Baca juga : Kisruh Demokrat, Pengamat Nilai Moeldoko Sering Blunder
Keempat, formula dalam PP 36 menghasilkan kenaikan UMP lebih rendah dibanding laju inflasi. Formula penetapan UMP dalam PP 36 menetapkan persentase kenaikan upah dengan mengalikan angka inflasi atau pertumbuhan ekonomi dengan sebuah indeks. Indeks itu adalah hasil pembagian antara batas atas dikurangi UMP 2021, dan batas atas dikurangi batas bawah.
Dengan rumus seperti itu, kata Said, maka kenaikan UMK Depok hanya 0,86 persen. Padahal inflasi Jawa Barat 1,75 persen.
"Inflasi itu penyesuaian harga. Berarti kenaikan upah tidak lagi menyesuaikan harga, tapi justru lebih rendah dari harga. Jangankan naik, menyemai inflasi saja tidak," ungkap Said. "Rakyat disuruh menutup sendiri kekurangannya."
Sebelumnya, Kemenaker telah melakukan perhitungan kenaikan UMP 2022. Besaran UMP 2022 tertinggi adalah DKI Jakarta, yakni Rp 4.453.724. Sedangkan UMP terendah adalah Jawa Tengah dengan besaran Rp 1.813.011. Secara rata-rata nasional, UMP 2022 naik hanya sebesar 1,09 persen.

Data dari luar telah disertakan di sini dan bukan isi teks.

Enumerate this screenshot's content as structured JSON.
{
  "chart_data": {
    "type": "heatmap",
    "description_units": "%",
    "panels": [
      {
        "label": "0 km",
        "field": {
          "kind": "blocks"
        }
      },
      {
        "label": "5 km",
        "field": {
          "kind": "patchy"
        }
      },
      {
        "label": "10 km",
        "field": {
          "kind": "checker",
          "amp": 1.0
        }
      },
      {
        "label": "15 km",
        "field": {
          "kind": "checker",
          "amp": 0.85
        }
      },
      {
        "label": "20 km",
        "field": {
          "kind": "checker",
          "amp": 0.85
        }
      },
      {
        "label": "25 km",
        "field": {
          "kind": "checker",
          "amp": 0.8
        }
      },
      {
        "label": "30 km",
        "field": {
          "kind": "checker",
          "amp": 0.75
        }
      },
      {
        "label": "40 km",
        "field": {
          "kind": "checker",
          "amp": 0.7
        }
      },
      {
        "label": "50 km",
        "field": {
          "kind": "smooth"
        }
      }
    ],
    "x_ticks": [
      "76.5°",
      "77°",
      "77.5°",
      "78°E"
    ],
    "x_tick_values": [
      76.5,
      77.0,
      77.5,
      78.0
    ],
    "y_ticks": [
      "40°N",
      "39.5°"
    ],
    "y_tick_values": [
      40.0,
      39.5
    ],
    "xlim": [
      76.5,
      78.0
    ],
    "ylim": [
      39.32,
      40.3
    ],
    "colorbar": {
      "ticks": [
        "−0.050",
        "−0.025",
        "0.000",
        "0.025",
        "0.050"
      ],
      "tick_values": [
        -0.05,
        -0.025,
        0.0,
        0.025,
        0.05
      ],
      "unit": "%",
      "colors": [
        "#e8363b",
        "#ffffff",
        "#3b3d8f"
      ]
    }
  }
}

Sebagai perbandingan, dalam lima tahun terakhir, Upah Minimum selalu naik di atas 3 persen. Periode 2017 - 2020, Upah Minimum selalu naik di angka 8 persen lebih. Sedangkan pada 2021, tepat ketika pandemi Covid-19 sedang menggila, Upah Minimum naik 3 persen lebih.